I just managed to replicate the example by copying the Bank of England data in the post below the lines…

> cpiboe <- read.csv("C:/Users/…/cpiboe.csv")

> cpiboe

into excel. Then I used the “Text to Columns” button in excel to get the data into separate columns (see point 3 here… http://stackoverflow.com/questions/14096692/getting-r-studio-lmer-output-to-word-excel/16033373#16033373). Then I saved the file as cpiboe.csv and adjusted the path name to read the csv file into R. The code should then run fine?

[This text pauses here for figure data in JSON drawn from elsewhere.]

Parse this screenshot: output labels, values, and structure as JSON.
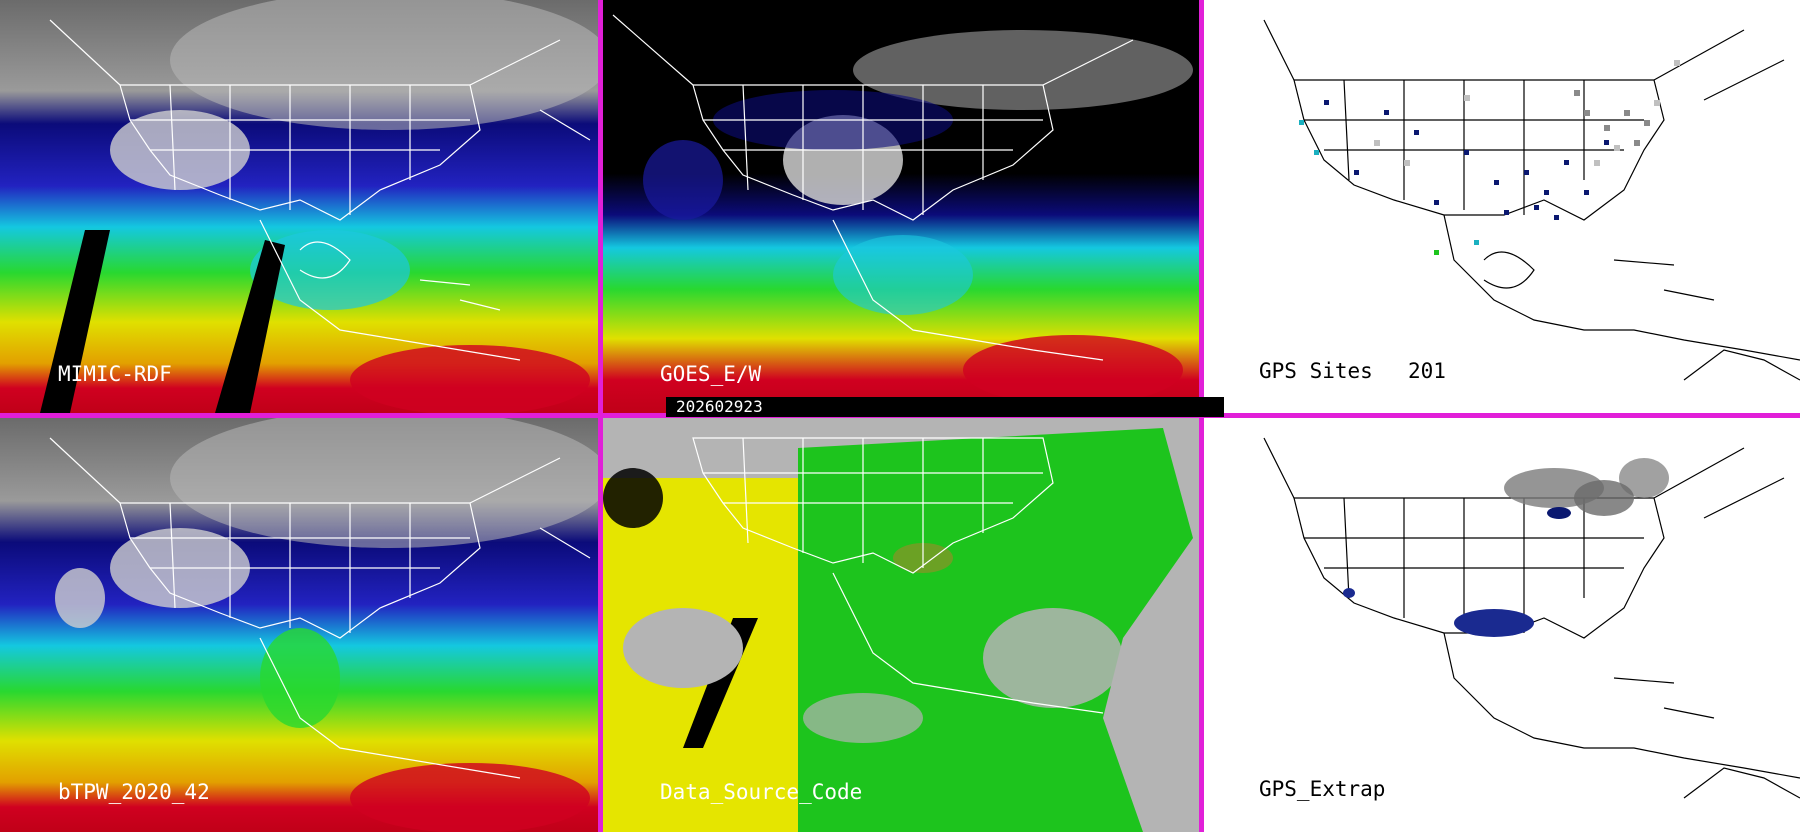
{
  "panels": {
    "mimic": {
      "label": "MIMIC-RDF"
    },
    "goes": {
      "label": "GOES_E/W"
    },
    "gps": {
      "label": "GPS Sites",
      "count": "201"
    },
    "btpw": {
      "label": "bTPW_2020_42"
    },
    "dsc": {
      "label": "Data_Source_Code"
    },
    "gpsx": {
      "label": "GPS_Extrap"
    }
  },
  "timestamp": "202602923",
  "colors": {
    "separator": "#e11fd8",
    "tpw_dry": "#0b0b7a",
    "tpw_low": "#0aa0d8",
    "tpw_mid": "#29d829",
    "tpw_high": "#e0e000",
    "tpw_max": "#d00020",
    "goes_source": "#e5e500",
    "gps_source": "#1dc41d",
    "background_source": "#b4b4b4"
  }
}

Not sure why time0 has nine replications?

Its just a variable in the boe object to indicate which quarter the foretasted mean, uncertainty and skewness are from. Its not used in the fan function at all, just to obtain the subset of the boe forecast data that (in the plot above) refer to the desired launch period (2013 Q1 above).

Just a little clarification. Two piece distributions (including the split-normal) were known long before Julio (2007) and John (1982). The two-piece normal seems to have been introduced by Fechner (1897). A nice compilation of the re-inventions of this sort of distributions is presented in:

http://projecteuclid.org/euclid.ss/1399645739

Also $\mu$ is not the mean, but a location parameter in the split-normal (two-piece normal).